Adapt an iterator to behave like a file-like object in Python

Question:

I have a generator producing a list of strings. Is there a utility/adapter in Python that could make it look like a file?

For example,

>>> def str_fn():
...     for c in 'a', 'b', 'c':
...         yield c * 3
... 
>>> for s in str_fn():
...     print s
... 
aaa
bbb
ccc
>>> stream = some_magic_adaptor(str_fn())
>>> while True:
...    data = stream.read(4)
...    if not data:
...        break
...    print data
aaab
bbcc
c

Because data may be big and needs to be streamable (each fragment is a few kilobytes, the entire stream is tens of megabytes), I do not want to eagerly evaluate the whole generator before passing it to stream adaptor.

Asked By: Alex B

||

Answers:

this is exactly what stringIO is for ..

>>> import StringIO
>>> some_var = StringIO.StringIO("Hello World!")
>>> some_var.read(4)
'Hell'
>>> some_var.read(4)
'o Wo'
>>> some_var.read(4)
'rld!'
>>>

Or if you wanna do what it sounds like

Class MyString(StringIO.StringIO):
     def __init__(self,*args):
         StringIO.StringIO.__init__(self,"".join(args))

then you can simply

xx = MyString(*list_of_strings)
Answered By: Joran Beasley

The problem with StringIO is that you have to load everything into the buffer up front.
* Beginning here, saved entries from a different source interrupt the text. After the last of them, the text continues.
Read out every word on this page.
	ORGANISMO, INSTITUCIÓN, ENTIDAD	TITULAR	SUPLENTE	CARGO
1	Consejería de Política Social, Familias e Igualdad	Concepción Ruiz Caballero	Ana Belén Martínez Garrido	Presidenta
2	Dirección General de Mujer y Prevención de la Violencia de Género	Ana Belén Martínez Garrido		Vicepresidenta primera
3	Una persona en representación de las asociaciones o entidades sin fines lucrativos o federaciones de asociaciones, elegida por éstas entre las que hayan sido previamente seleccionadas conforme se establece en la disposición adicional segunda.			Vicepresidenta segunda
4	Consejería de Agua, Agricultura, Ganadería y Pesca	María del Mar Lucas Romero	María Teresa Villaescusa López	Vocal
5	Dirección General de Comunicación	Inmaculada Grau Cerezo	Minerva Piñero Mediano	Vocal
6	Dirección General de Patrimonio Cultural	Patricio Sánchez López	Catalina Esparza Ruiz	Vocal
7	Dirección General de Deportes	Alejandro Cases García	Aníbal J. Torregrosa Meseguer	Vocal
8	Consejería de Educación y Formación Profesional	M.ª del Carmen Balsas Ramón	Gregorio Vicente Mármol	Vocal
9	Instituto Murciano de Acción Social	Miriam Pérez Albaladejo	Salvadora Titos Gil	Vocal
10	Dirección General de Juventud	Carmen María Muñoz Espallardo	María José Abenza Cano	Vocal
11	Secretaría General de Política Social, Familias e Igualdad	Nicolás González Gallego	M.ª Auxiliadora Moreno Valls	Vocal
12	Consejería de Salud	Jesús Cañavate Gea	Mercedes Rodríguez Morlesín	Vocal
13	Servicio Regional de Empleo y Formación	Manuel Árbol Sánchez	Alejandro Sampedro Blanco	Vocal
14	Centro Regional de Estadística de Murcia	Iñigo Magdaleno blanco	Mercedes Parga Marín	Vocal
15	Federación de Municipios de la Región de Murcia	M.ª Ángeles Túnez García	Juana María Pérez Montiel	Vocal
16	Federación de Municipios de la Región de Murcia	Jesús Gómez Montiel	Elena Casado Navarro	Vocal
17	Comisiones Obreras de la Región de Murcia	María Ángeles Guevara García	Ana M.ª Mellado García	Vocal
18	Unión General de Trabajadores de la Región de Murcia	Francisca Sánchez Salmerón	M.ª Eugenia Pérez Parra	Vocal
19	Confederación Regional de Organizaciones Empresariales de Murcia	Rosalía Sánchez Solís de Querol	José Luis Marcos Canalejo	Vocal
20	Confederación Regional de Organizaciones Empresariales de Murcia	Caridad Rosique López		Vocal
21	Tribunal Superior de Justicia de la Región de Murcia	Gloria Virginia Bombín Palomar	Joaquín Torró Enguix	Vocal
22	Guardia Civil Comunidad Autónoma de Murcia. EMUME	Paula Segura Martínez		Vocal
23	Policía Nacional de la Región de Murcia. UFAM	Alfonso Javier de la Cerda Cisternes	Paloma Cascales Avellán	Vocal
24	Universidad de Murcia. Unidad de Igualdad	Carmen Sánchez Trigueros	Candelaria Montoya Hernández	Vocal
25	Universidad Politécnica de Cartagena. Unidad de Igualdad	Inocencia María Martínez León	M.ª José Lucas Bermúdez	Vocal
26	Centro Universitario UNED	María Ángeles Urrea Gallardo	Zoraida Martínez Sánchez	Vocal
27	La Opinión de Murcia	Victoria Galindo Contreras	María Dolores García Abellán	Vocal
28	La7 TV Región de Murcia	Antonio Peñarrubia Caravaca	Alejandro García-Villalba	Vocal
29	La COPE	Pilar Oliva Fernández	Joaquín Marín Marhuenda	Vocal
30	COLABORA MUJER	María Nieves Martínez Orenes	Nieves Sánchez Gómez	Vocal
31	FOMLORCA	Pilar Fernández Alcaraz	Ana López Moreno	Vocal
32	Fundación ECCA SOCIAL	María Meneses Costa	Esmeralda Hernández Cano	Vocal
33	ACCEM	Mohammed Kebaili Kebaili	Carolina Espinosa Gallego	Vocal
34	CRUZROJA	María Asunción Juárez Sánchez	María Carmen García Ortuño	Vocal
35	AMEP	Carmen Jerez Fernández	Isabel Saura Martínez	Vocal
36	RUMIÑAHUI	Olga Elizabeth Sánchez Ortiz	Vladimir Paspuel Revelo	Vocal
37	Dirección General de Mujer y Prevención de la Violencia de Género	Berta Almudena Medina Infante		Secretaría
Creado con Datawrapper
This can be a problem if the generator is infinite 🙂

from itertools import chain, islice
class some_magic_adaptor(object):
    def __init__(self, src):
        self.src = chain.from_iterable(src)
    def read(self, n):
        return "".join(islice(self.src, None, n))
Answered By: John La Rooy

Here’s a solution that should read from your iterator in chunks.

class some_magic_adaptor:
  def __init__( self, it ):
    self.it = it
    self.next_chunk = ""
  def growChunk( self ):
    self.next_chunk = self.next_chunk + self.it.next()
  def read( self, n ):
    if self.next_chunk == None:
      return None
    try:
      while len(self.next_chunk)<n:
        self.growChunk()
      rv = self.next_chunk[:n]
      self.next_chunk = self.next_chunk[n:]
      return rv
    except StopIteration:
      rv = self.next_chunk
      self.next_chunk = None
      return rv


def str_fn():
  for c in 'a', 'b', 'c':
    yield c * 3

ff = some_magic_adaptor( str_fn() )

while True:
  data = ff.read(4)
  if not data:
    break
  print data
Answered By: Michael Anderson

The “correct” way to do this is inherit from a standard Python io abstract base class. However it doesn’t appear that Python allows you to provide a raw text class, and wrap this with a buffered reader of any kind.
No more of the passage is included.